Первой лекцией была анатомия. Читал сей предмет больничный патологоанатом Давид Уманский, семидесятилетний старик.

Эмигрант царского времени, Уманский получил диплом доктора медицины в Брюсселе. Жил и работал в Одессе, где врачебная практика была удачной – за несколько лет Уманский стал собственником многих домов. Революция показала, что дома – не самый надежный вид вклада. Уманский вернулся к врачебной деятельности. К половине тридцатых годов он, чувствуя тогдашние ветры, решил забраться подальше и нанялся на работу в Дальстрой. Это его не спасло. Он «прошел по разверсткам» Дальстроя, в 1938 году был арестован и осужден на 15 лет. С того времени он работал заведующим моргом больницы. Хорошо работать ему мешало презрение к людям, обида на свою жизнь. У него хватало ума не ссориться с лечащими врачами – на вскрытиях он мог бы доставить им много неприятностей, а может быть, это был не ум, а презрение, и он уступал в спорах на «секции» из простого чувства презрения.
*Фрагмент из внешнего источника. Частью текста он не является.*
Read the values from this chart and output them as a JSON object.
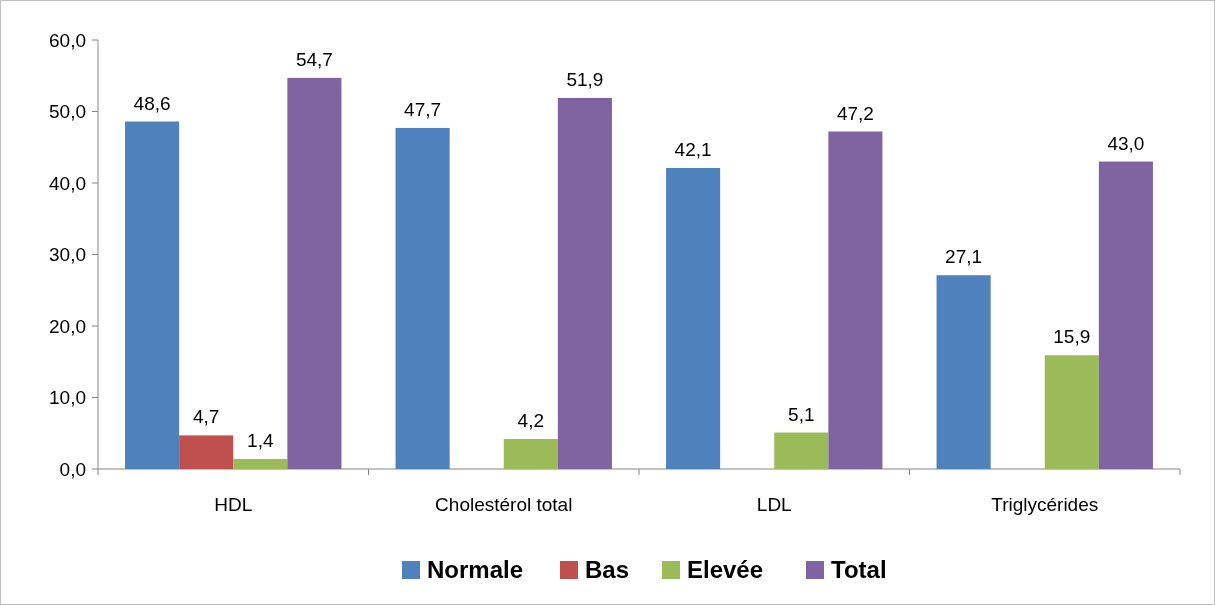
{
  "chart_data": {
    "type": "bar",
    "categories": [
      "HDL",
      "Cholestérol total",
      "LDL",
      "Triglycérides"
    ],
    "series": [
      {
        "name": "Normale",
        "color": "#4f81bd",
        "values": [
          48.6,
          47.7,
          42.1,
          27.1
        ],
        "value_labels": [
          "48,6",
          "47,7",
          "42,1",
          "27,1"
        ]
      },
      {
        "name": "Bas",
        "color": "#c0504d",
        "values": [
          4.7,
          null,
          null,
          null
        ],
        "value_labels": [
          "4,7",
          null,
          null,
          null
        ]
      },
      {
        "name": "Elevée",
        "color": "#9bbb59",
        "values": [
          1.4,
          4.2,
          5.1,
          15.9
        ],
        "value_labels": [
          "1,4",
          "4,2",
          "5,1",
          "15,9"
        ]
      },
      {
        "name": "Total",
        "color": "#8064a2",
        "values": [
          54.7,
          51.9,
          47.2,
          43.0
        ],
        "value_labels": [
          "54,7",
          "51,9",
          "47,2",
          "43,0"
        ]
      }
    ],
    "ylim": [
      0,
      60
    ],
    "yticks": [
      {
        "value": 0,
        "label": "0,0"
      },
      {
        "value": 10,
        "label": "10,0"
      },
      {
        "value": 20,
        "label": "20,0"
      },
      {
        "value": 30,
        "label": "30,0"
      },
      {
        "value": 40,
        "label": "40,0"
      },
      {
        "value": 50,
        "label": "50,0"
      },
      {
        "value": 60,
        "label": "60,0"
      }
    ],
    "grid": false,
    "legend": "bottom"
  }
}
Ум у доктора Уманского был ясный. Он был неплохим лингвистом – это было его хобби, любимое дело. Он знал много языков, изучил в лагере восточные и пытался вывести законы формирования языков, тратя на это все свободное время у себя в морге, где он жил вместе с ассистентом, фельдшером Дунаевым.

Попутно, легко и как бы шутя, прочел Уманский и курс латинского языка для будущих фельдшеров. Уж что это был за латинский язык, не знаю, но родительный падеж в рецептурных записях стал даваться мне легко.

Доктор Уманский был человеком живым, откликавшимся на любое политическое событие и имеющим свое продуманное мнение по любому вопросу международной или внутренней жизни. «Самое главное, дорогие друзья, – говорил он на своих приватных беседах, – выжить и пережить Сталина. Смерть Сталина – вот что принесет нам свободу». Увы, Уманский умер в Магадане в 1953 году, не дождавшись того, чего ждал столько лет.

Читал он неплохо, но как-то нехотя. Это был самый равнодушный из всех преподавателей. Время от времени устраивались опросы, повторения, анатомия общая сменялась анатомией частной. Лишь один раздел своей науки Уманский категорически отказался читать: анатомию половых органов. Ничто не могло его убедить, и курсанты закончили обучение, так и не получив знаний по этому разделу из-за чрезмерной стыдливости брюссельского профессора. Какие причины были у Уманского? Ему казалось, что и нравственный, и культурный, и образовательный уровень курсантов недостаточно высок, чтоб подобные темы не вызывали нездорового интереса. Этот нездоровый интерес вызывался и в гимназиях – анатомическим атласом, например, и Уманский это помнил. Он был не прав – провинциалы, например, конечно, отнеслись бы к вопросу со всей серьезностью.